Quimperlé is known as the Arcadia of Basse Bretagne, and certainly the name is well deserved. I have never seen a town so full of trees and trailing plants and gardens. Every wall is green with moss and gay with masses of convolvulus and nasturtium. Flowers grow rampant in Quimperlé, and overrun their boundaries. Every window-sill has its row of pink ivy-leafed geraniums, climbing down and over the gray stone wall beneath; every wall has its wreaths of trailing flowers.

There are flights of steps everywhere—favourite caprices of the primitive architects—divided in the middle by iron railings. Up these steps all the housewives must go to reach the market. On either side the houses crowd, one above the other, with their steep garden walls, sometimes intercepted by iron gateways, and sometimes covered by blood-red leaves and yellowing vines. Some are houses of the Middle Ages, and some of the Renaissance period, with sculptured porches and panes of bottle-glass; a few have terraces at the end of the gardens, over which clematis climbs. Here and there the sun lights up a corner of a façade, or shines on the emerald leaves, making them scintillate. Down the steps a girl in white-winged cap and snowy apron, with pink ribbon at her neck, carrying a large black two-handled basket, is coming on her way from market.

Having scaled this long flight of steps, you find yourself face to face with the old Gothic church of St. Michael, a grayish-pink building with one great square tower and four turrets. The porch is sculptured in a rich profusion of graceful details. Here and there yellow moss grows, and there are clusters of fern in the niches. Inside, the church was suffused with a purple light shed by the sun through the stained-glass windows; the ceiling was of infinite blue.
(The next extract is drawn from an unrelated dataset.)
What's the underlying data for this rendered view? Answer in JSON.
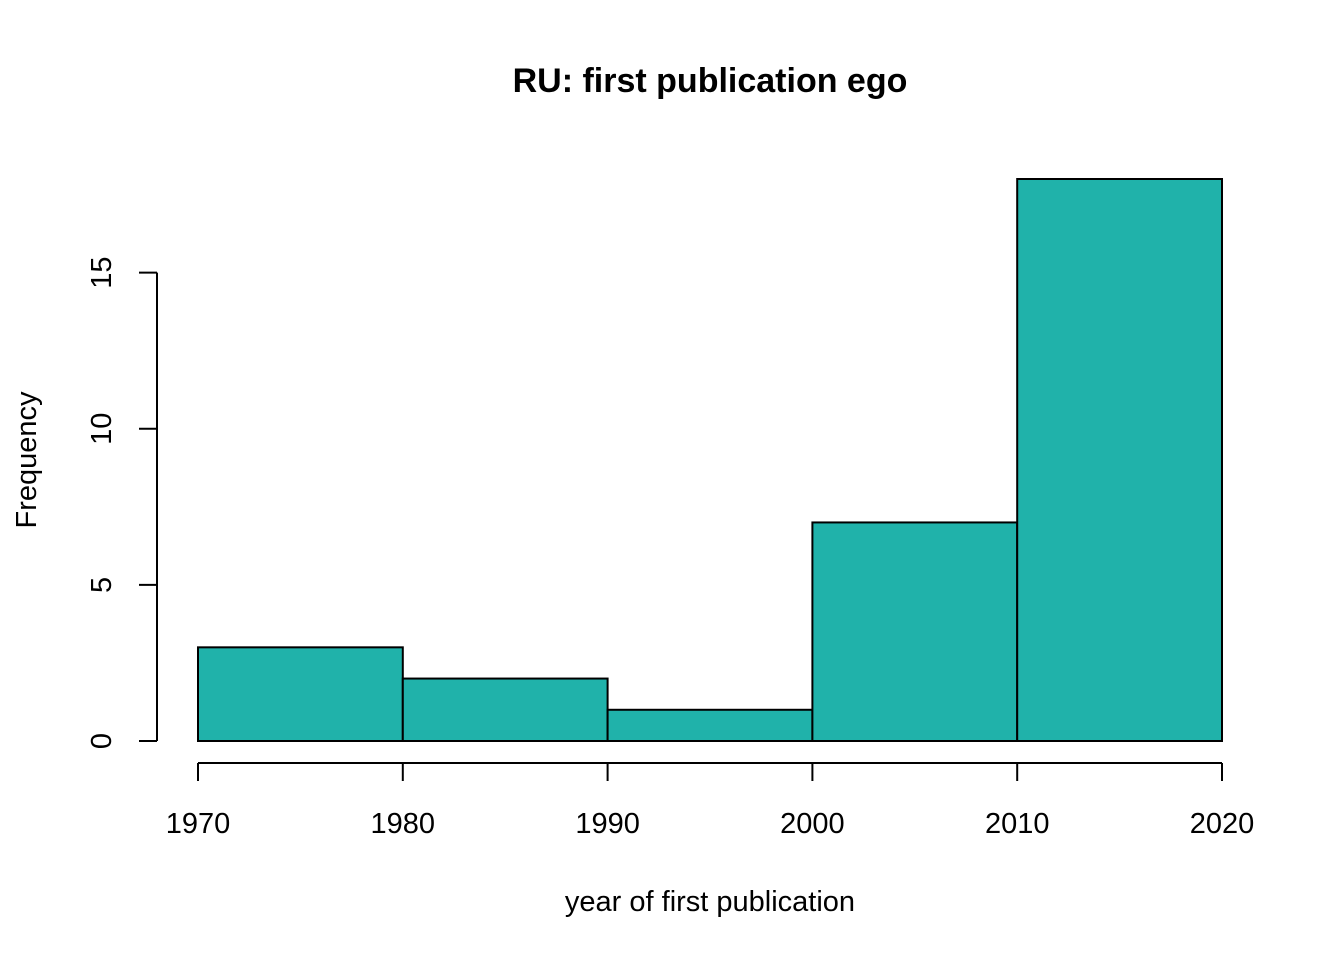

Everything was transformed by the strange purple light. The beautiful carving round the walls, the host of straight-backed praying-chairs, and even the green curtain of the confessional boxes, were changed to royal purple. Only the altar, with its snowy-white cloths and red and gold ornaments, retained its colour. Jutting forth from the church of St. Michael are arms or branches connecting it with the village, as if it were some mother bird protecting the young ones beneath her wings. Under these wings the houses of the village cluster.

It is five o'clock in the afternoon, the sociable hour, when people sit outside their cottage doors, knitting, gossiping, watching the children play, and eating the evening meal. Most of the children, who are many, are very nearly of the same age. Clusters of fair curly heads are seen in the road. The youngest, the baby, is generally held by some old woman, probably the grandmother, who has a shrivelled yellow face—a very tender guardian.